The precarious situation will trigger two kinds of responses (verse 4). The proud, depicted literally as being “puffed up” in Hebrew, display lack of an upright (literally “straight”) spirit that God desires (verse 4a). By contrast, the righteous will respond to the crisis by living by faith (verse 4b). According to the Talmud, Habakkuk 2:4b captures a one-verse summary of the entire Torah (b. Makkot 23b-24a).

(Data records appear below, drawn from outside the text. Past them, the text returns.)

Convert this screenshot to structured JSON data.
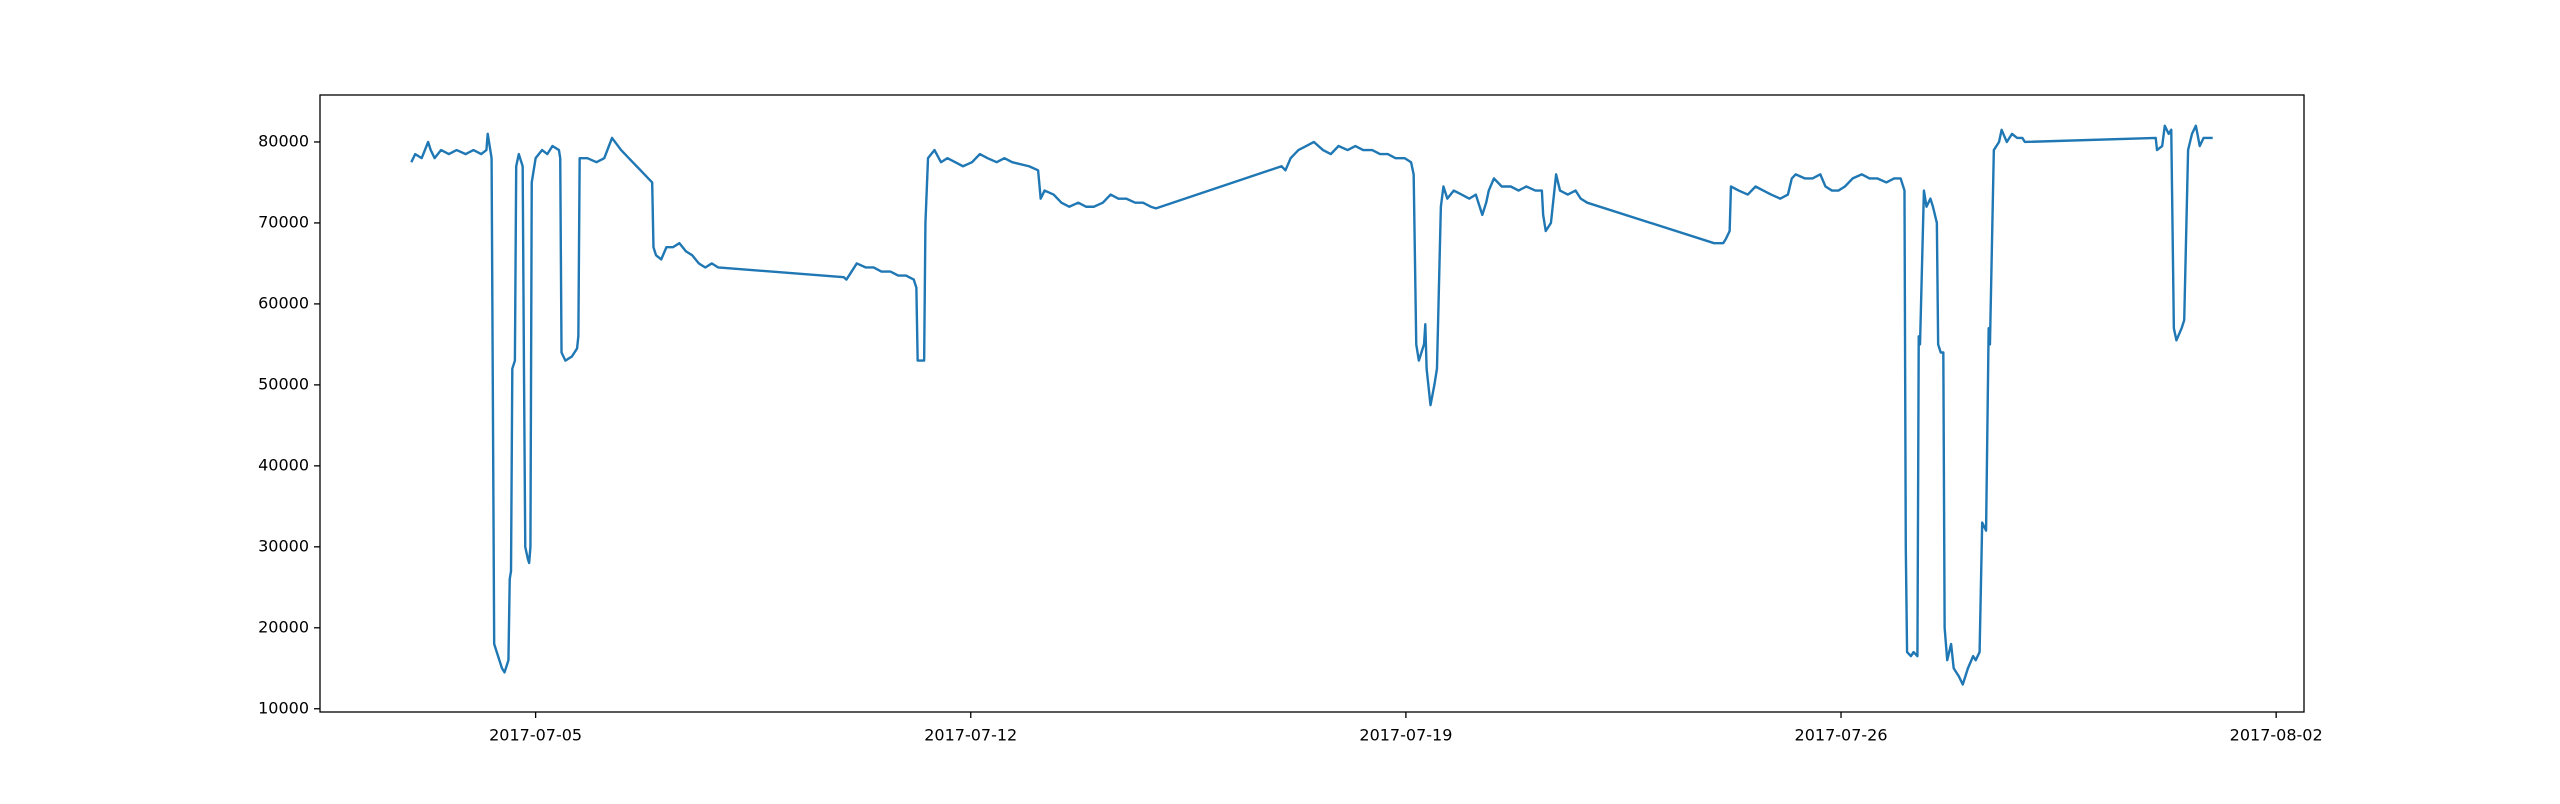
{
  "chart_data": {
    "type": "line",
    "color": "#1f77b4",
    "grid": false,
    "xlim": [
      "2017-07-01 12:45",
      "2017-08-02 10:45"
    ],
    "xticks": [
      "2017-07-05",
      "2017-07-12",
      "2017-07-19",
      "2017-07-26",
      "2017-08-02"
    ],
    "ylim": [
      9600,
      85800
    ],
    "yticks": [
      10000,
      20000,
      30000,
      40000,
      50000,
      60000,
      70000,
      80000
    ],
    "x": [
      "2017-07-03 00:00",
      "2017-07-03 01:30",
      "2017-07-03 04:00",
      "2017-07-03 06:30",
      "2017-07-03 07:30",
      "2017-07-03 09:00",
      "2017-07-03 11:30",
      "2017-07-03 14:30",
      "2017-07-03 17:30",
      "2017-07-03 21:00",
      "2017-07-04 00:00",
      "2017-07-04 03:00",
      "2017-07-04 05:00",
      "2017-07-04 05:30",
      "2017-07-04 06:30",
      "2017-07-04 07:00",
      "2017-07-04 08:00",
      "2017-07-04 09:30",
      "2017-07-04 11:00",
      "2017-07-04 12:00",
      "2017-07-04 13:30",
      "2017-07-04 14:00",
      "2017-07-04 14:30",
      "2017-07-04 15:00",
      "2017-07-04 16:00",
      "2017-07-04 16:30",
      "2017-07-04 17:30",
      "2017-07-04 19:00",
      "2017-07-04 19:30",
      "2017-07-04 20:00",
      "2017-07-04 21:00",
      "2017-07-04 21:30",
      "2017-07-04 22:00",
      "2017-07-04 22:30",
      "2017-07-05 00:00",
      "2017-07-05 02:30",
      "2017-07-05 04:30",
      "2017-07-05 06:30",
      "2017-07-05 09:00",
      "2017-07-05 09:30",
      "2017-07-05 10:00",
      "2017-07-05 11:30",
      "2017-07-05 14:00",
      "2017-07-05 16:00",
      "2017-07-05 16:30",
      "2017-07-05 17:00",
      "2017-07-05 20:00",
      "2017-07-05 23:30",
      "2017-07-06 02:30",
      "2017-07-06 05:30",
      "2017-07-06 09:00",
      "2017-07-06 12:00",
      "2017-07-06 15:00",
      "2017-07-06 18:00",
      "2017-07-06 19:30",
      "2017-07-06 21:00",
      "2017-07-06 21:30",
      "2017-07-06 22:30",
      "2017-07-07 00:30",
      "2017-07-07 02:30",
      "2017-07-07 05:00",
      "2017-07-07 07:30",
      "2017-07-07 10:00",
      "2017-07-07 12:30",
      "2017-07-07 15:00",
      "2017-07-07 17:30",
      "2017-07-07 20:00",
      "2017-07-07 22:30",
      "2017-07-09 23:00",
      "2017-07-10 00:00",
      "2017-07-10 01:00",
      "2017-07-10 04:00",
      "2017-07-10 07:30",
      "2017-07-10 10:30",
      "2017-07-10 13:30",
      "2017-07-10 17:00",
      "2017-07-10 20:00",
      "2017-07-10 23:00",
      "2017-07-11 02:00",
      "2017-07-11 03:00",
      "2017-07-11 03:30",
      "2017-07-11 05:00",
      "2017-07-11 06:00",
      "2017-07-11 06:30",
      "2017-07-11 07:30",
      "2017-07-11 10:00",
      "2017-07-11 12:30",
      "2017-07-11 15:00",
      "2017-07-11 18:00",
      "2017-07-11 21:00",
      "2017-07-12 00:30",
      "2017-07-12 03:30",
      "2017-07-12 06:30",
      "2017-07-12 10:00",
      "2017-07-12 13:00",
      "2017-07-12 16:00",
      "2017-07-12 22:30",
      "2017-07-13 02:00",
      "2017-07-13 03:00",
      "2017-07-13 04:30",
      "2017-07-13 08:00",
      "2017-07-13 11:00",
      "2017-07-13 14:00",
      "2017-07-13 17:30",
      "2017-07-13 20:30",
      "2017-07-13 23:30",
      "2017-07-14 03:00",
      "2017-07-14 06:00",
      "2017-07-14 09:00",
      "2017-07-14 12:00",
      "2017-07-14 15:30",
      "2017-07-14 18:30",
      "2017-07-14 21:30",
      "2017-07-14 23:30",
      "2017-07-17 00:00",
      "2017-07-17 01:30",
      "2017-07-17 03:30",
      "2017-07-17 06:30",
      "2017-07-17 09:30",
      "2017-07-17 12:30",
      "2017-07-17 16:00",
      "2017-07-17 19:00",
      "2017-07-17 22:00",
      "2017-07-18 01:30",
      "2017-07-18 04:30",
      "2017-07-18 07:30",
      "2017-07-18 11:00",
      "2017-07-18 14:00",
      "2017-07-18 17:00",
      "2017-07-18 20:00",
      "2017-07-18 23:30",
      "2017-07-19 02:00",
      "2017-07-19 03:00",
      "2017-07-19 04:00",
      "2017-07-19 05:00",
      "2017-07-19 07:00",
      "2017-07-19 07:30",
      "2017-07-19 08:00",
      "2017-07-19 09:30",
      "2017-07-19 11:00",
      "2017-07-19 12:00",
      "2017-07-19 13:30",
      "2017-07-19 14:30",
      "2017-07-19 16:00",
      "2017-07-19 18:30",
      "2017-07-19 21:30",
      "2017-07-20 00:30",
      "2017-07-20 03:00",
      "2017-07-20 04:30",
      "2017-07-20 05:30",
      "2017-07-20 07:00",
      "2017-07-20 08:00",
      "2017-07-20 10:00",
      "2017-07-20 13:00",
      "2017-07-20 16:30",
      "2017-07-20 19:30",
      "2017-07-20 22:30",
      "2017-07-21 02:00",
      "2017-07-21 04:30",
      "2017-07-21 05:00",
      "2017-07-21 06:00",
      "2017-07-21 08:00",
      "2017-07-21 10:00",
      "2017-07-21 11:30",
      "2017-07-21 14:30",
      "2017-07-21 17:30",
      "2017-07-21 19:30",
      "2017-07-21 22:00",
      "2017-07-23 23:00",
      "2017-07-24 02:30",
      "2017-07-24 03:30",
      "2017-07-24 05:00",
      "2017-07-24 05:30",
      "2017-07-24 08:30",
      "2017-07-24 12:00",
      "2017-07-24 15:00",
      "2017-07-24 18:00",
      "2017-07-24 21:00",
      "2017-07-25 00:30",
      "2017-07-25 03:30",
      "2017-07-25 05:00",
      "2017-07-25 06:30",
      "2017-07-25 10:00",
      "2017-07-25 13:00",
      "2017-07-25 16:00",
      "2017-07-25 18:00",
      "2017-07-25 20:30",
      "2017-07-25 23:00",
      "2017-07-26 01:30",
      "2017-07-26 04:30",
      "2017-07-26 08:00",
      "2017-07-26 11:00",
      "2017-07-26 14:00",
      "2017-07-26 17:30",
      "2017-07-26 20:30",
      "2017-07-26 23:00",
      "2017-07-27 00:30",
      "2017-07-27 01:00",
      "2017-07-27 01:30",
      "2017-07-27 03:00",
      "2017-07-27 04:00",
      "2017-07-27 05:30",
      "2017-07-27 06:00",
      "2017-07-27 06:30",
      "2017-07-27 08:00",
      "2017-07-27 09:00",
      "2017-07-27 10:30",
      "2017-07-27 11:30",
      "2017-07-27 13:00",
      "2017-07-27 13:30",
      "2017-07-27 14:30",
      "2017-07-27 15:30",
      "2017-07-27 16:00",
      "2017-07-27 17:00",
      "2017-07-27 18:30",
      "2017-07-27 19:30",
      "2017-07-27 21:30",
      "2017-07-27 23:00",
      "2017-07-28 01:00",
      "2017-07-28 03:00",
      "2017-07-28 04:00",
      "2017-07-28 05:30",
      "2017-07-28 06:30",
      "2017-07-28 08:00",
      "2017-07-28 09:00",
      "2017-07-28 09:30",
      "2017-07-28 11:00",
      "2017-07-28 13:00",
      "2017-07-28 14:00",
      "2017-07-28 16:00",
      "2017-07-28 18:00",
      "2017-07-28 20:00",
      "2017-07-28 22:00",
      "2017-07-28 23:00",
      "2017-07-31 01:30",
      "2017-07-31 02:00",
      "2017-07-31 04:00",
      "2017-07-31 05:00",
      "2017-07-31 06:30",
      "2017-07-31 07:30",
      "2017-07-31 08:30",
      "2017-07-31 09:30",
      "2017-07-31 11:30",
      "2017-07-31 12:30",
      "2017-07-31 14:00",
      "2017-07-31 15:30",
      "2017-07-31 17:00",
      "2017-07-31 18:30",
      "2017-07-31 20:00",
      "2017-07-31 22:00",
      "2017-07-31 23:30"
    ],
    "values": [
      77500,
      78500,
      78000,
      80000,
      79000,
      78000,
      79000,
      78500,
      79000,
      78500,
      79000,
      78500,
      79000,
      81000,
      79000,
      78000,
      18000,
      16500,
      15000,
      14500,
      16000,
      26000,
      27000,
      52000,
      53000,
      77000,
      78500,
      77000,
      52000,
      30000,
      28500,
      28000,
      30000,
      75000,
      78000,
      79000,
      78500,
      79500,
      79000,
      78000,
      54000,
      53000,
      53500,
      54500,
      56000,
      78000,
      78000,
      77500,
      78000,
      80500,
      79000,
      78000,
      77000,
      76000,
      75500,
      75000,
      67000,
      66000,
      65500,
      67000,
      67000,
      67500,
      66500,
      66000,
      65000,
      64500,
      65000,
      64500,
      63300,
      63000,
      63500,
      65000,
      64500,
      64500,
      64000,
      64000,
      63500,
      63500,
      63000,
      62000,
      53000,
      53000,
      53000,
      70000,
      78000,
      79000,
      77500,
      78000,
      77500,
      77000,
      77500,
      78500,
      78000,
      77500,
      78000,
      77500,
      77000,
      76500,
      73000,
      74000,
      73500,
      72500,
      72000,
      72500,
      72000,
      72000,
      72500,
      73500,
      73000,
      73000,
      72500,
      72500,
      72000,
      71800,
      77000,
      76500,
      78000,
      79000,
      79500,
      80000,
      79000,
      78500,
      79500,
      79000,
      79500,
      79000,
      79000,
      78500,
      78500,
      78000,
      78000,
      77500,
      76000,
      55000,
      53000,
      55000,
      57500,
      52000,
      47500,
      50000,
      52000,
      72000,
      74500,
      73000,
      74000,
      73500,
      73000,
      73500,
      72000,
      71000,
      72500,
      74000,
      75500,
      74500,
      74500,
      74000,
      74500,
      74000,
      74000,
      71000,
      69000,
      70000,
      76000,
      74000,
      73500,
      74000,
      73000,
      72500,
      67500,
      67500,
      68000,
      69000,
      74500,
      74000,
      73500,
      74500,
      74000,
      73500,
      73000,
      73500,
      75500,
      76000,
      75500,
      75500,
      76000,
      74500,
      74000,
      74000,
      74500,
      75500,
      76000,
      75500,
      75500,
      75000,
      75500,
      75500,
      74000,
      30000,
      17000,
      16500,
      17000,
      16500,
      56000,
      55000,
      74000,
      72000,
      73000,
      72000,
      70000,
      55000,
      54000,
      54000,
      20000,
      16000,
      18000,
      15000,
      14000,
      13000,
      15000,
      16500,
      16000,
      17000,
      33000,
      32000,
      57000,
      55000,
      79000,
      80000,
      81500,
      80000,
      81000,
      80500,
      80500,
      80000,
      80500,
      79000,
      79500,
      82000,
      81000,
      81500,
      57000,
      55500,
      57000,
      58000,
      79000,
      81000,
      82000,
      79500,
      80500,
      80500,
      80500
    ]
  }
}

The notion of faith-living in verse 4b has been variously construed through the centuries. In the New Testament, Paul appropriated it as a depiction of the saving power of gospel (Romans 1:16-17; see also Galatians 3:11 and Hebrews  10:38). During the 20th century Holocaust, many Jewish people confronted the brutal situation with faith by singing Ani ma’amin (“I believe”) based on Habakkuk 2:4b and inspired by the teaching of Moses Maimonides. The song avows faith even if the coming of the Messiah is delayed. The song, often performed in the commemoration of the Holocaust, resonates with the dictum by Reinhold Niebuhr, who states, “Nothing which is true or beautiful or good makes complete sense in any immediate context of history; therefore we must be saved by faith.”2

In this lectionary selection, Habakkuk would counsel that troubles do not constitute a ground of despair, for in the end God’s design will be made manifest. The first part of the lection (Habakkuk 1:1-4) advises the people of God to be faithfully bold in wrestling with God in the face of historical situations that do not jibe with the Torah. That passionate prophetic protest finds its companion in the second portion (2:1-4) that keep alive and burning the faith in God’s ultimate triumph no matter what odds may be stacked against the pursuit of God’s justice.


  1. Joseph Telushkin, Jewish Literacy (New York: W. Morrow, 1991), 35.

  2. Reinhold Niebuhr, The Irony of American History (Chicago: University of Chicago Press, 1952), 63.